# Prüfen ob JavaScript in HTML-Datei verwendet wird



## Jockel (7. Jun 2005)

Hm, keine Ahnung in welches Forum ich das posten soll, also habt Nachsicht ;- ) Zumal dies keine 'wirkliche' JavaScript-Frage ist.

Ich habe folgendes 'Problem': Ich habe eine Webanwendung, in welcher der User auch HTML-Dateien hochladen darf, ähnlich wie bei ebay die Artikelbeschreibung. Nun möchte ich vor dem Hochladen der HTML-Datei überprüfen, ob sich JavaScript-Code darin befindet (und für den Fall das dem so ist, das Hochladen verweigern). Nur wie mache ich das am besten?
Da ich mal davon ausgehe, dass es keine Java-Klasse gibt, die mir da weiter helfen könnte, überprüfe ich zur Zeit einfach, ob in der HTML-Datei der String 'Javascript' vorkommt. Gibt es eine Möglichkeit JavaScript-Code in HTML einzubetten, ohne < script language="javascript"> zu verwenden? Oder hat irgendwer irgendwelche praktikablen Lösungsansätze für mein Problem, die wirklich 'sicher' sind?


----------



## Bleiglanz (7. Jun 2005)

wirklich sicher dürfte schwer sein (das language attribut kann man ohne weiteres weglassen ...)

ALLE script-tags (unabh. von der Language)

ALLE Attribute ala onMouseOver usw. 

ALLE attribute, bei denen "javascript:" am Anfang steht (betrifft auch a href)

usw.


----------



## Sky (7. Jun 2005)

Erzähl doch mal den Hintergrund... vielleicht ist es ja möglich, dass Du nur plain-Text zulässt und Dir daraus eine HTML-Seite generierst. Oder warum brauchst Du unbedingt HTML???


----------



## Jockel (7. Jun 2005)

Zum Hintergrund: User sollen Artikel in das System einstellen können und die Möglichkeit haben, diese individuell zu gestalten. 

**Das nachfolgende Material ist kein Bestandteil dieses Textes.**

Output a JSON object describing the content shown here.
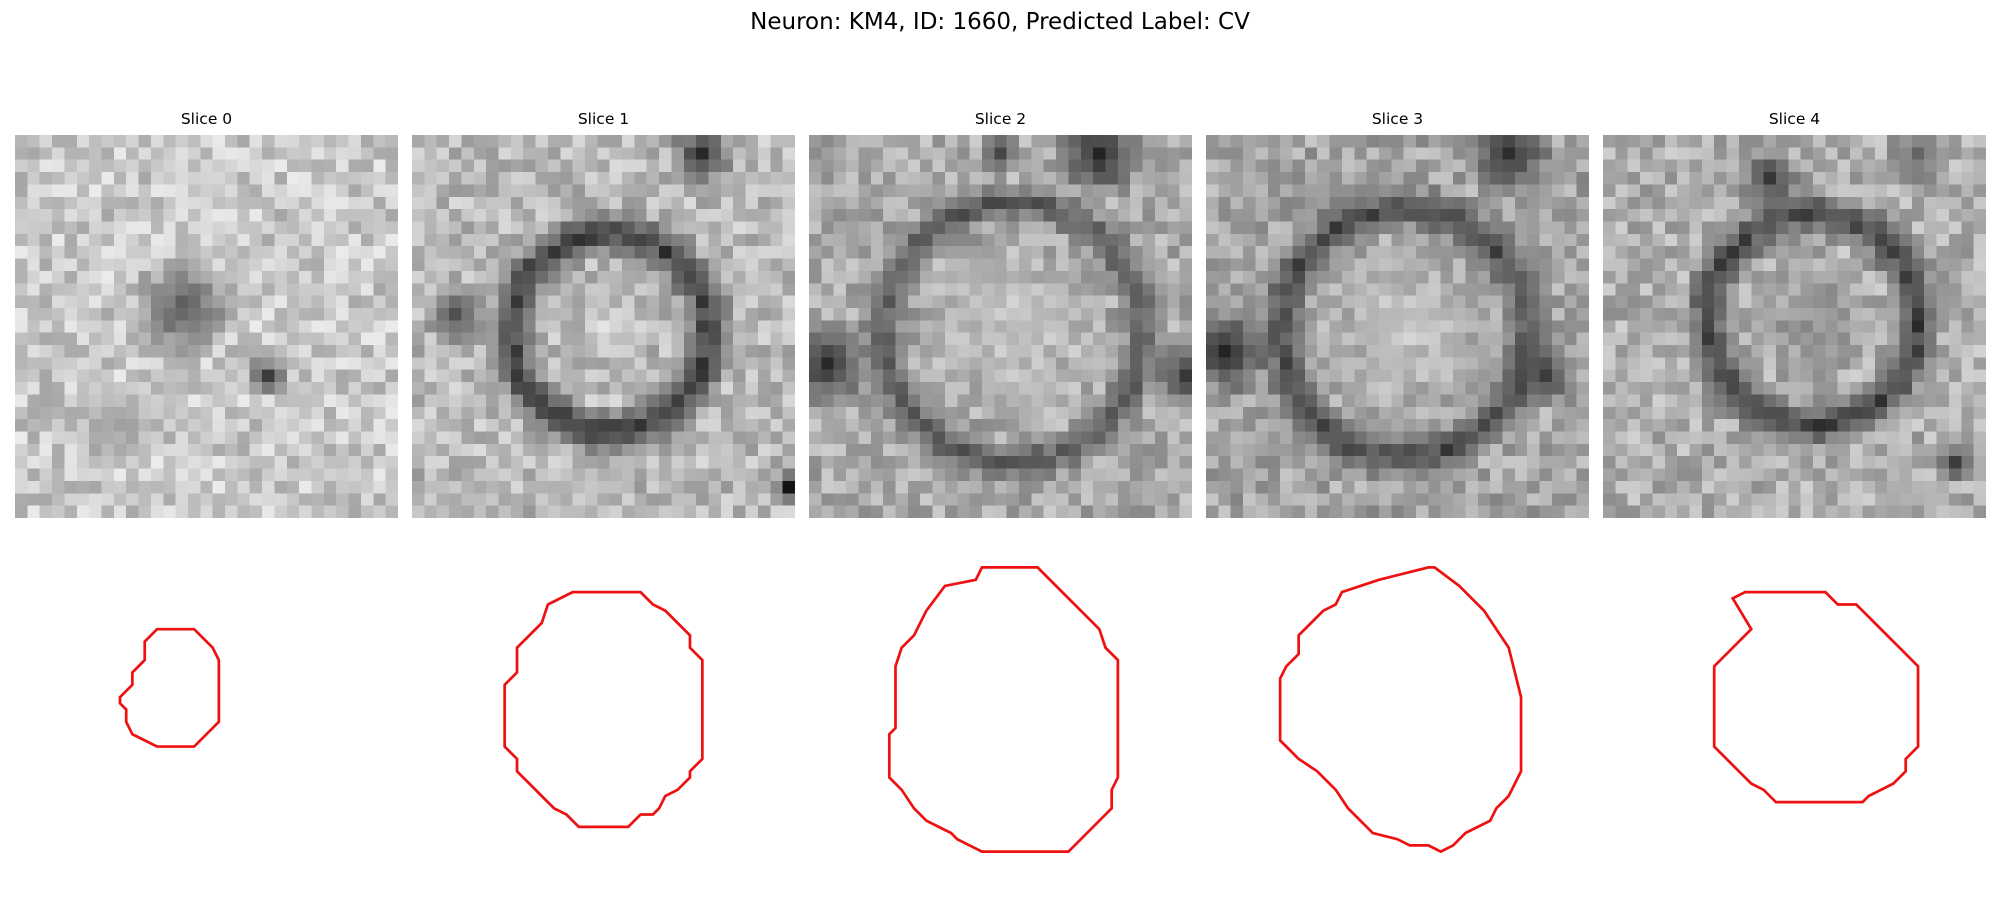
{
  "figure": {
    "title": "Neuron: KM4, ID: 1660, Predicted Label: CV",
    "contour_color": "#ee1111"
  },
  "slices": [
    {
      "title": "Slice 0"
    },
    {
      "title": "Slice 1"
    },
    {
      "title": "Slice 2"
    },
    {
      "title": "Slice 3"
    },
    {
      "title": "Slice 4"
    }
  ]
}
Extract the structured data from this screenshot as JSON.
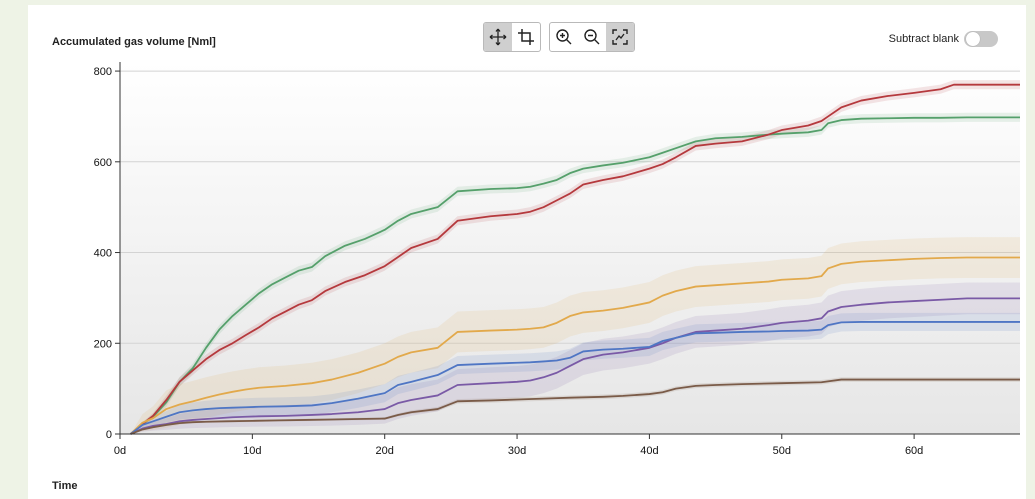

Ich dachte auch schon daran, vordefinierte Tags, wie z.B. hier im Board zur Verfügung zu stellen, allerdings ist das ein erheblicher Mehraufwand, zumal der Nutzer ja auch z.B. Tabellen, etc. nutzen können soll.

Mit 'wirklich sicher' habe ich mich gestern abend etwas ungenau ausgedrückt. Ich möchte eigentlich nur verhindern, dass jemand 'schädlichen' Code mittels JavaScript einfügen kann. Aber scheinbar komme ich wohl um vordefinierte Tags nicht herum, oder?


----------